И озлобился. Вспомнил старую неприязнь к Аниной родне: «Что меня сюда занесло?! Мещанское болото! Здесь сразу как-то тупеешь. Смерть — великое таинство, а они о чем говорят? О чем они вообще могут говорить?.. И Гриша, Гриша, мыслитель, интеллигент во втором поколении, как сказал бы прежний зам.
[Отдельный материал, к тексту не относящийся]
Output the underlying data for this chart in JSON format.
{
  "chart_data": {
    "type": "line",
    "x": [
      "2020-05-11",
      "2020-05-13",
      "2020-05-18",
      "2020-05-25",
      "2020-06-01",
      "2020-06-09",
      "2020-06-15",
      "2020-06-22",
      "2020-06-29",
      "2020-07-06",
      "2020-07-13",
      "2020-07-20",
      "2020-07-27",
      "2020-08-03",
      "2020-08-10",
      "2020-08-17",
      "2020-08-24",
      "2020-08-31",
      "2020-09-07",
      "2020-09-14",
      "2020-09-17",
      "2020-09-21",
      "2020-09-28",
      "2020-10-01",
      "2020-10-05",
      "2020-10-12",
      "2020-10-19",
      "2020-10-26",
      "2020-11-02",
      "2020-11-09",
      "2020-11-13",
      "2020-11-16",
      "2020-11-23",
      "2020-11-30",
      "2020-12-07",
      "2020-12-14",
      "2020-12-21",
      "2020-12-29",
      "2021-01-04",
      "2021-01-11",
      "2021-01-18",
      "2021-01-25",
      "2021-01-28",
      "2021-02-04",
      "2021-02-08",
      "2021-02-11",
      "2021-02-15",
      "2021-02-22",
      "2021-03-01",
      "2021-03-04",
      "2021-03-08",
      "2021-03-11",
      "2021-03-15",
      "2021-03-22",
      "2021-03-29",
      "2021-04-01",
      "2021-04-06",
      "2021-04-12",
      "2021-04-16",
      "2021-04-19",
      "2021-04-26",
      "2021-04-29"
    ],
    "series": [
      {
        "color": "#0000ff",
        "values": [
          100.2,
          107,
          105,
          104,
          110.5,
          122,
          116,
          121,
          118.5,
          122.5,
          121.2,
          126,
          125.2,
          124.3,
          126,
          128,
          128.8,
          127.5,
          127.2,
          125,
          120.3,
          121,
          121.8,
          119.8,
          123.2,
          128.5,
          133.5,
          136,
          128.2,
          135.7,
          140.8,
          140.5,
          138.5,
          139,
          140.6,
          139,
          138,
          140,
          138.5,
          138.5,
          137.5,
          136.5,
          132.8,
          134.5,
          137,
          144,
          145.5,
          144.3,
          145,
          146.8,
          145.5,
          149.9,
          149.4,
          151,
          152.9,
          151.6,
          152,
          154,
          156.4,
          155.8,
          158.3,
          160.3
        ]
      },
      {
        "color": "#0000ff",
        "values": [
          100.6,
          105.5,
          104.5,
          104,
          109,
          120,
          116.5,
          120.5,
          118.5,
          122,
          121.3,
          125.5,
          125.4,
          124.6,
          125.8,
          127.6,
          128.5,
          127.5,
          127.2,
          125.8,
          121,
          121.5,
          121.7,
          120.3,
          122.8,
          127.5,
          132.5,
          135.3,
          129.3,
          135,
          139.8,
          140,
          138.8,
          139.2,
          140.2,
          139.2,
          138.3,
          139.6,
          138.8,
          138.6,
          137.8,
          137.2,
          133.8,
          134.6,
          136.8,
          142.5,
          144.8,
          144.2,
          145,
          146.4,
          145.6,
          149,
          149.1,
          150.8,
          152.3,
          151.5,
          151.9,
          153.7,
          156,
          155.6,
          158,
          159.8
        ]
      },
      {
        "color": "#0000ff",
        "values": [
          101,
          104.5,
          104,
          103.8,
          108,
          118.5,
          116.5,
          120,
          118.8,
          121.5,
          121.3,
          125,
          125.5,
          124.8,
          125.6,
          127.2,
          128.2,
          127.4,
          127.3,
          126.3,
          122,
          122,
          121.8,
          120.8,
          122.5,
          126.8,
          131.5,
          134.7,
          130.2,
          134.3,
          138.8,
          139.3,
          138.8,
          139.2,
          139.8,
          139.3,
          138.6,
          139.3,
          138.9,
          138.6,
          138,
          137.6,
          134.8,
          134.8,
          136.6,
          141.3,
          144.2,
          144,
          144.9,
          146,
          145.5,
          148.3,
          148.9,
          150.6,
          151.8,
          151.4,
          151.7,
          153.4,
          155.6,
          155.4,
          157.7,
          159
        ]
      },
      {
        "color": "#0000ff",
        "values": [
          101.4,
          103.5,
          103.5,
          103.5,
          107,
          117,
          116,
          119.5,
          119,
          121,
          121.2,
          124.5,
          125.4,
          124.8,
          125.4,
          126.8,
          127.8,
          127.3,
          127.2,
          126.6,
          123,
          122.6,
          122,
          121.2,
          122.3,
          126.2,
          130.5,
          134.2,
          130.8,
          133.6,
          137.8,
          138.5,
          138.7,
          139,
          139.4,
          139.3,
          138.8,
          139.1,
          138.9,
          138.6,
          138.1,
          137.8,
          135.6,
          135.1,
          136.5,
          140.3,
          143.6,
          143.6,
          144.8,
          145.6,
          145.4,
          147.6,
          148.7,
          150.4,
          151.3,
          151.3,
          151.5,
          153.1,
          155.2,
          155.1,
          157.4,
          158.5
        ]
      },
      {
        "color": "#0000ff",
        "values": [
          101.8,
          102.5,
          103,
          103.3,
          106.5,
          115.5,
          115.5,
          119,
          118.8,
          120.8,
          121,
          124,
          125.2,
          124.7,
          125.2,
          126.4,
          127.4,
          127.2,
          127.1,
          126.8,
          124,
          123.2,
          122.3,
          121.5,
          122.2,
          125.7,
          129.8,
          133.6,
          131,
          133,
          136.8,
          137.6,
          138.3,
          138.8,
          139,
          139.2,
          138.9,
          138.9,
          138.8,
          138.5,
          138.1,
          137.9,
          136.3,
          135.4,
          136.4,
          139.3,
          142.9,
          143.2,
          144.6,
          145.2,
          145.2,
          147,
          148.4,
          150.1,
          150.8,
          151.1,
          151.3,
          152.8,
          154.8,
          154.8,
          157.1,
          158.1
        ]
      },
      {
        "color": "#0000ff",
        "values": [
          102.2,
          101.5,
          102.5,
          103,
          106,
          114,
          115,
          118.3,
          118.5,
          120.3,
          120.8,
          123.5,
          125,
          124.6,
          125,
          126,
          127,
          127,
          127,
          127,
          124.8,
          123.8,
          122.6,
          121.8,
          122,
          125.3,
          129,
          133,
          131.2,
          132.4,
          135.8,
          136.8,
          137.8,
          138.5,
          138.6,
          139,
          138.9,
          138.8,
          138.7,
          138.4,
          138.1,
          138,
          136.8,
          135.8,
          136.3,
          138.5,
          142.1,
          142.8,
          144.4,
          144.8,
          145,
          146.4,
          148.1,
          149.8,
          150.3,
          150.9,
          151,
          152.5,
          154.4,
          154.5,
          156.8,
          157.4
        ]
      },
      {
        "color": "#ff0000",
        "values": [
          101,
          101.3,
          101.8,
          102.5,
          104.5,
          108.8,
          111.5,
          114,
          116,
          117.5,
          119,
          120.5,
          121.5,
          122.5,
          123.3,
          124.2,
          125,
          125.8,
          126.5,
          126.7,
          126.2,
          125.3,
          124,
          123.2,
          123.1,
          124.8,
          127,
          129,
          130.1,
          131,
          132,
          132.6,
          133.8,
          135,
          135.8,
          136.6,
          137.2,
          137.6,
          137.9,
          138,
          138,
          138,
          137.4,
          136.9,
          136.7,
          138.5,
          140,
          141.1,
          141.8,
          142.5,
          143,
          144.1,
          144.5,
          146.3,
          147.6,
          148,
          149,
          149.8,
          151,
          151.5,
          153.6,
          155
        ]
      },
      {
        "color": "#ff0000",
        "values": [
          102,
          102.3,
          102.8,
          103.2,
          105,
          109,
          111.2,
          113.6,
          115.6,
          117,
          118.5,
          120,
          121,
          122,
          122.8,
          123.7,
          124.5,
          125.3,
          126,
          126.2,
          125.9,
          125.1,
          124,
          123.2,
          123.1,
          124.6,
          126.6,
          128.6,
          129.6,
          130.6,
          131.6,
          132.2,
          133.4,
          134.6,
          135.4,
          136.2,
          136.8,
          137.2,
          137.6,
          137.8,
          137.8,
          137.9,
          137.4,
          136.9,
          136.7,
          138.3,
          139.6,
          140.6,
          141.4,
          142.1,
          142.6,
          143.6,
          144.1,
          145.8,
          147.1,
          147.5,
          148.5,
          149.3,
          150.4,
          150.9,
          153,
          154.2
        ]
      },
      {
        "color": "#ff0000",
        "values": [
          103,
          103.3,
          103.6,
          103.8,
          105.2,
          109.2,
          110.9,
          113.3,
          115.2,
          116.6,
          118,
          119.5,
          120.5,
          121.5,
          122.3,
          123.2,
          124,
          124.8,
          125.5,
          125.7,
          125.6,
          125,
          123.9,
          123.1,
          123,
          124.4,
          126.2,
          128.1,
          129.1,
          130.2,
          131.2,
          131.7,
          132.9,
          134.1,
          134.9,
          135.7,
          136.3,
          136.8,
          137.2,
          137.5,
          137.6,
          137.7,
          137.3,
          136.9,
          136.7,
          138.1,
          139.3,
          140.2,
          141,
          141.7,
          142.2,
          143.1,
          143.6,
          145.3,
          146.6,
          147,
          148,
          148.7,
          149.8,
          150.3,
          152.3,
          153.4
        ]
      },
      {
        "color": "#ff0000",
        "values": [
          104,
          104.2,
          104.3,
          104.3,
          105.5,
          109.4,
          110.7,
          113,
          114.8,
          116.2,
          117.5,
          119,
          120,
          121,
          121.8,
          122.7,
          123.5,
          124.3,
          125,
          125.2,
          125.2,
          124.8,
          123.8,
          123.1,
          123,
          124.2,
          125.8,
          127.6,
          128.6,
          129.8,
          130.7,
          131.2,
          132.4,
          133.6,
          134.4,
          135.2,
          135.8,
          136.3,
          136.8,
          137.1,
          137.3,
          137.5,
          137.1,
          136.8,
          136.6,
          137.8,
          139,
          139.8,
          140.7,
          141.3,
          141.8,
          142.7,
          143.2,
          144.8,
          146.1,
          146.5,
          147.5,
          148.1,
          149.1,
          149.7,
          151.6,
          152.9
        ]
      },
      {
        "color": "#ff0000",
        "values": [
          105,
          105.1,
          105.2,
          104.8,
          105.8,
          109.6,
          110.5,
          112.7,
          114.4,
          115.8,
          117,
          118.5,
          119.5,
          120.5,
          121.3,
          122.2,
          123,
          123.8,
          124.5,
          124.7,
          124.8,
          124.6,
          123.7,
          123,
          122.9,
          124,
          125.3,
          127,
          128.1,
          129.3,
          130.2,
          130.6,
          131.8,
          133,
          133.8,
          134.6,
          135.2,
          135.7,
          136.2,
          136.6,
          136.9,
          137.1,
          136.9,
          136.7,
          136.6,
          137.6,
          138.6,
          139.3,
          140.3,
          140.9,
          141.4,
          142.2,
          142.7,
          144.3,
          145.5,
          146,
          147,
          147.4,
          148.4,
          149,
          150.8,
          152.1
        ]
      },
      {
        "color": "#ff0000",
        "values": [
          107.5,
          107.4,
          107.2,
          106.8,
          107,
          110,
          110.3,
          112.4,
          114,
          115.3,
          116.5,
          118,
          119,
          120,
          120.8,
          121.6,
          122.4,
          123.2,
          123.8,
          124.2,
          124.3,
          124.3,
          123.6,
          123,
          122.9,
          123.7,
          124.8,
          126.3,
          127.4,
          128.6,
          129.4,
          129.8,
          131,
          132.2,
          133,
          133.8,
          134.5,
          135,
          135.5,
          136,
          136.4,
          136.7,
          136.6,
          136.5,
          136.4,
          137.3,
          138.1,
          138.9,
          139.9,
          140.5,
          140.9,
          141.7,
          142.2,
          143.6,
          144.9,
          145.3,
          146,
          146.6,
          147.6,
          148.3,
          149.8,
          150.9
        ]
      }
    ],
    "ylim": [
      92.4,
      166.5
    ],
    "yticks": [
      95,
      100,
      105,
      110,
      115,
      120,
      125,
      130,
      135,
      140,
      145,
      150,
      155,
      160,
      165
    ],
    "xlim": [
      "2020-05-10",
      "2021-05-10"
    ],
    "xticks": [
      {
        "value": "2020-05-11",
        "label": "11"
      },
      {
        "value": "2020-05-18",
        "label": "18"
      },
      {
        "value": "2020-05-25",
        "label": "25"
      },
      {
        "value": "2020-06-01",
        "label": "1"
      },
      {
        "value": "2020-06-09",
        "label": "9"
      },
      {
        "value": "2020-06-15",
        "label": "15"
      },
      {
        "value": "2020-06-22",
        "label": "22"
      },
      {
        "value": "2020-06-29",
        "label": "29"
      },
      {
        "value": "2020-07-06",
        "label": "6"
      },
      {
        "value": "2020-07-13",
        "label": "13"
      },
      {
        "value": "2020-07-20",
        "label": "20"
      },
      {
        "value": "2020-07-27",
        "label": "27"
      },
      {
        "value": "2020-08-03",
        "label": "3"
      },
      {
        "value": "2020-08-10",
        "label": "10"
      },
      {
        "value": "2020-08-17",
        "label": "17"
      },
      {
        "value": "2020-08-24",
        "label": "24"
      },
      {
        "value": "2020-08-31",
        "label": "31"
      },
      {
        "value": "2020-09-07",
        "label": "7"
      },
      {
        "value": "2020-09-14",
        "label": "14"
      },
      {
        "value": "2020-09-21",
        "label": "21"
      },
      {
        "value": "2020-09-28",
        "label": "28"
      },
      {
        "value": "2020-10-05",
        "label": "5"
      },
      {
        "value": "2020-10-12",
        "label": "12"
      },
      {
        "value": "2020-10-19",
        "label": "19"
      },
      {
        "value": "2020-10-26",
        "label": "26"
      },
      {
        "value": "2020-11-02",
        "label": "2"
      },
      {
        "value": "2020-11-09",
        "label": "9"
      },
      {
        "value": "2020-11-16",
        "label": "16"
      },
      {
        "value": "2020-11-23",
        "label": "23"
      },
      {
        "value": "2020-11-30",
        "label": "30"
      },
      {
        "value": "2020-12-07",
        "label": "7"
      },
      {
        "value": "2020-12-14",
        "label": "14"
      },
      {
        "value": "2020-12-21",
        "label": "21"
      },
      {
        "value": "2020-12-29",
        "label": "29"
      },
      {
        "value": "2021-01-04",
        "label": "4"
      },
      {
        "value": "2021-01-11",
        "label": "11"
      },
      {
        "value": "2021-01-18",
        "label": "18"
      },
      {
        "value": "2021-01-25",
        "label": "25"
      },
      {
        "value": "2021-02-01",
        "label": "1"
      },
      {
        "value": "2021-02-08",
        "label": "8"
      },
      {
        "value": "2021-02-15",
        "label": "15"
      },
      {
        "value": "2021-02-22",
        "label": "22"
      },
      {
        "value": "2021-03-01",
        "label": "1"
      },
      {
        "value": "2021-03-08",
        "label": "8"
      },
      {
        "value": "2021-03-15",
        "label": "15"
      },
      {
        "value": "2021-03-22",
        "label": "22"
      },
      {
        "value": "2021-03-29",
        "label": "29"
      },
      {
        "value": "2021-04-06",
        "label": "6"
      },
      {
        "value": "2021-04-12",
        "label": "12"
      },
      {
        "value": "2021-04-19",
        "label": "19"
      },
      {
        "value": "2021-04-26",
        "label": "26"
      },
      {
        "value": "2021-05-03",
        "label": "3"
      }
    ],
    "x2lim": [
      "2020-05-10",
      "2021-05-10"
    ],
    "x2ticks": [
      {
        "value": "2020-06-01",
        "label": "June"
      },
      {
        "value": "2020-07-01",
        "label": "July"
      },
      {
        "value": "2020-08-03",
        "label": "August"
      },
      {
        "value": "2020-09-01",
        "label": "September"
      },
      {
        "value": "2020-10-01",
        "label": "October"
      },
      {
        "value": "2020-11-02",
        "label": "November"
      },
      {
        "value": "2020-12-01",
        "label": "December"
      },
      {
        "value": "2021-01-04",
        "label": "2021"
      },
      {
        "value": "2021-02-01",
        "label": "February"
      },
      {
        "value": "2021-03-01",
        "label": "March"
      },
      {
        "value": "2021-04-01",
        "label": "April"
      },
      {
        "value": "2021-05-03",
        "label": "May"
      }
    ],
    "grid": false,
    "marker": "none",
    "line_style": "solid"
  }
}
Главного!.. И в самом деле, ведь Гришин отец-профессор, а его куда занесло?! Как он может с этими мещанами общаться? Как ему времени не жалко? А я? Я чего поехал? — И с неожиданной резкостью самобичевания, которое сегодня одолевало Левину душу, сказал себе:

— Погреться у чужой беды — вот чего. Дом чужой горит, а я сбоку притулился, греюсь. Чтоб одному не оставаться. Так не лезь, не злись. В конце концов, сам-то ты что из себя представляешь? Неужели Главный лучше? Или Чухлов? А ведь общаешься с ними. Или новые мои соседи — Иван да Марья? Они, что ль, интеллектуалы? А вчера — с кем пил и что вытворял?! Ф-фу! Расслабься. Всюду жизнь. Будь проще».

Сима плакала, резала снедь и говорила:

— Не знаю, как все произошло. Не могу представить, что это произошло. Еще позавчера он пришел днем, веселый такой, ласковый, пообедал у нас. И треску я ему с собой завернула. Он же был такой домовитый, запасливый. А вечером уже звонит Людмила, что он утонул, утопился… — Она отложила в сторону нож, сняла очки и закрыла глаза правой рукой, левая, вздрагивая, осталась лежать на столе.

Все замолчали, не зная, как помочь, только Аня встала, склонилась к ней, обняла за плечи, прижавшись к ее широкой спине. Сима вытерла слезы, надела очки и продолжила работу, пробормотав:

— Ладно, Ань, ты меня прости, никак не могу сдержаться.

Одна из сновавших туда-сюда пожилых женщин сказала:

— Ты бы шла, Сима, переоделась, прибрала себя. Сейчас Андрейку привезут, ты же должна с ним ехать, А мы здесь с Аней уж как-нибудь все подготовим. Ты хоть этим себя не беспокой.

Сима дала увести себя за руки, а ее место сразу заняла подошедшая женщина. Никого-то здесь Лева не знал, а Аня с Гришей были заняты исполнением родственных обязанностей. Лева вернулся в большую комнату. Из дальней комнаты, ковыляя, показалась старушка в платке, уже кривобокая от старости, согнутая, опирающаяся на палку Слезящимися глазами она никого не видела. Распухшие ноги были в тапочках с разрезанными задниками.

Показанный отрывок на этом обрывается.